Academics from seven universities across the world studied Christian, Muslim and non-religious children to test the relationship between religion and morality.

They found that religious belief is a negative influence on children’s altruism.

“Overall, our findings ... contradict the commonsense and popular assumption that children from religious households are more altruistic and kind towards others,” said the authors of The Negative Association Between Religiousness and Children’s Altruism Across the World, published this week in Current Biology.

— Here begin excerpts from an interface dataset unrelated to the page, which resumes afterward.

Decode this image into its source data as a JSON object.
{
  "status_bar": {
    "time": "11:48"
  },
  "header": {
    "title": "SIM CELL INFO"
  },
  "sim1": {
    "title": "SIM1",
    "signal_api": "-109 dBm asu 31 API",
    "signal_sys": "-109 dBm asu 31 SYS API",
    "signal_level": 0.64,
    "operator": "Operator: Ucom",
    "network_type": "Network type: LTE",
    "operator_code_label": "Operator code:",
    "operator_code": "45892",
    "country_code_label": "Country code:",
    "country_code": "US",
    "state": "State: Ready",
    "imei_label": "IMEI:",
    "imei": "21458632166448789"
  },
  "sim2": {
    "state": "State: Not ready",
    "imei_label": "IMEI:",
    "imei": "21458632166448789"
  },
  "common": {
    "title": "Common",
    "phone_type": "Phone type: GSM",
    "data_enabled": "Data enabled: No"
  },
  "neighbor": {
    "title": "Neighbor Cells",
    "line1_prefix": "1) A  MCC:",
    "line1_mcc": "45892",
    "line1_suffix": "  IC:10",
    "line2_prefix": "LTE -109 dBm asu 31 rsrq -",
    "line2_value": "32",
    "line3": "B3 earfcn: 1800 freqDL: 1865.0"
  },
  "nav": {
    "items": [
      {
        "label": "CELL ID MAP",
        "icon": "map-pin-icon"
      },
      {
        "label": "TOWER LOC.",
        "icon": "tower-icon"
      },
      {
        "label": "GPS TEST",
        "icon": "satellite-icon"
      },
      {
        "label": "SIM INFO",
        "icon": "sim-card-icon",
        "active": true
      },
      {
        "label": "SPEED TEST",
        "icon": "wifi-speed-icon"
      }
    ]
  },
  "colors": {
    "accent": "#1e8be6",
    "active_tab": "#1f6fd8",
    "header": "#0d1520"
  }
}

résumé de l'article initial de Current Biology :
Prosocial behaviors are ubiquitous across societies. 
They emerge early in ontogeny [1] and are shaped by interactions between genes and culture [2, 3]. Over the course of middle childhood, sharing approaches equality in distribution [4]. 
Since 5.8 billion humans, representing 84% of the worldwide population, identify as religious [5], religion is arguably one prevalent facet of culture that influences the development and expression of prosociality.
While it is generally accepted that religion contours people’s moral judgments and prosocial behavior, the relation between religiosity and morality is a contentious one. 
Here, we assessed altruism and third-party evaluation of scenarios depicting interpersonal harm in 1,170 children aged between 5 and 12 years in six countries (Canada, China, Jordan, Turkey, USA, and South Africa), the religiousness of their household, and parent-reported child empathy and sensitivity to justice. 
Across all countries, parents in religious households reported that their children expressed more empathy and sensitivity for justice in everyday life than non-religious parents. 
However, religiousness was inversely predictive of children’s altruism and positively correlated with their punitive tendencies.
Together these results reveal the similarity acros countries in how religion negatively influences children’s altruism, challenging the view that religiosity facilitates prosocial behavior.